Many directions include some strange safety measures such as using the light for 20 seconds and letting it rest for 60 seconds. Another one tells you not to use the light if the patient is being sedated with nitrous oxide. These stipulations are mandated by various government regulations and manufacturers must comply if they want to sell the product internationally. Don't let these warnings stop you from using the lights in a normal manner.
Basic Curing Guidelines
While the trend to shorten curing times seems to be unstoppable, our results and those from other researchers point toward some inevitable conclusions:
1. With all the various types of lights and materials on the market, it is virtually impossible to come up with one protocol, especially one featuring reduced curing times, across the board.
2. It is still prudent to limit the thickness of your increments to 2mm unless you are using a verified, deep-curing material.

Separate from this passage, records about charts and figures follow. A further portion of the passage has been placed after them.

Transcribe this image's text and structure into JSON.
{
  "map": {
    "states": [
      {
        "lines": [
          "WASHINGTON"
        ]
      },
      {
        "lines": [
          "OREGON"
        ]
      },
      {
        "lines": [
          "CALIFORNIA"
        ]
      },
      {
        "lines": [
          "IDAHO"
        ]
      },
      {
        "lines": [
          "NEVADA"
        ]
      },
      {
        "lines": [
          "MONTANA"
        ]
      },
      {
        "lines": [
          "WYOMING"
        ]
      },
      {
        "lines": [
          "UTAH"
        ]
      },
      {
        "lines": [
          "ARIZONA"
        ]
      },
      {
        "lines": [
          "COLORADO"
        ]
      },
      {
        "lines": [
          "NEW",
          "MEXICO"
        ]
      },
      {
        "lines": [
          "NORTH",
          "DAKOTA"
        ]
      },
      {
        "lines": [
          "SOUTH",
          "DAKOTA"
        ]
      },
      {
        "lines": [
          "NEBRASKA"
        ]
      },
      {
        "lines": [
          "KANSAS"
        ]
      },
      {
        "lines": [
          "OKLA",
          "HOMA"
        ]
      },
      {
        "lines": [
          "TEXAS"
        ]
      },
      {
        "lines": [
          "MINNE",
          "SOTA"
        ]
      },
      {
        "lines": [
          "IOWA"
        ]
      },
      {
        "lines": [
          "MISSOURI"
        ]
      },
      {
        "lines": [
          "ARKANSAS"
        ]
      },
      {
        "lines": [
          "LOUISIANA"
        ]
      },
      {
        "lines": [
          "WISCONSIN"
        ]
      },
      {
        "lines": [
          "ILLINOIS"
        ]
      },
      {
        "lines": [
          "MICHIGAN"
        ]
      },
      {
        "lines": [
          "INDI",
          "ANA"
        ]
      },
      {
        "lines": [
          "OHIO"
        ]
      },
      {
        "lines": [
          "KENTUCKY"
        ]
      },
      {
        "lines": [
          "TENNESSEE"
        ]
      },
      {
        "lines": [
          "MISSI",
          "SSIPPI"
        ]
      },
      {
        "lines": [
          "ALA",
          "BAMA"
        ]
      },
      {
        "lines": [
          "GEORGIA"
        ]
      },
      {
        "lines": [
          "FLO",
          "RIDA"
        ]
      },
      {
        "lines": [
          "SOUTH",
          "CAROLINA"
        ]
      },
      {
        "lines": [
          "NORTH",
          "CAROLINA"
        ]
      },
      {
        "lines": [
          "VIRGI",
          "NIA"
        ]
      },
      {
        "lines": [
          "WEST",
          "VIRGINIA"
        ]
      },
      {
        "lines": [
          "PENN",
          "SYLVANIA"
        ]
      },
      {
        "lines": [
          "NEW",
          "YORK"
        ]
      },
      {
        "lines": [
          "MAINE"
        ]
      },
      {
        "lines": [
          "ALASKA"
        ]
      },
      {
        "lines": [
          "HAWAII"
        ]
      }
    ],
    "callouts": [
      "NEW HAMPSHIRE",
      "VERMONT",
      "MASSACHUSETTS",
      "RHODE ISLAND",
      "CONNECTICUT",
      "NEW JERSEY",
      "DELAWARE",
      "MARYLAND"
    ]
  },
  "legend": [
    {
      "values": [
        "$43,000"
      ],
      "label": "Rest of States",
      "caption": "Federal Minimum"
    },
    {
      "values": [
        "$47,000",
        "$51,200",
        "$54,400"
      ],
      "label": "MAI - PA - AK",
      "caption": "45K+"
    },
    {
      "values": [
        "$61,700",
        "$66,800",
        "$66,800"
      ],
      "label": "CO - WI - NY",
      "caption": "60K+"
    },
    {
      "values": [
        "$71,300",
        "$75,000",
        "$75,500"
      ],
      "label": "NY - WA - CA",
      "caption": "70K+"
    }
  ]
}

3. With universal, flowable, and posterior composites, 20 seconds seems to be the reasonable compromise between speedy 10 seconds and sluggish but optimally effective 40 seconds. This is due to the fact that an adequate depth-of-cure may not be achieved in 10 seconds with all shades and applications. A 20-second cure gives you a measure of safety. However, if you are curing a deep restoration, reverting to 40 seconds, at least for the first increment, seems prudent.
4. With microfills, rapid curing appears to be very risky. Our results point toward no less than 40 seconds..
5. Don't cure right up to the edge of your tip. Make sure your tip overlaps the margins of the restoration.
6. Even though some studies show alternate curing modes to be helpful, our tests and the anecdotal clinical results from our Editorial Team suggest straight curing is still the mode of choice.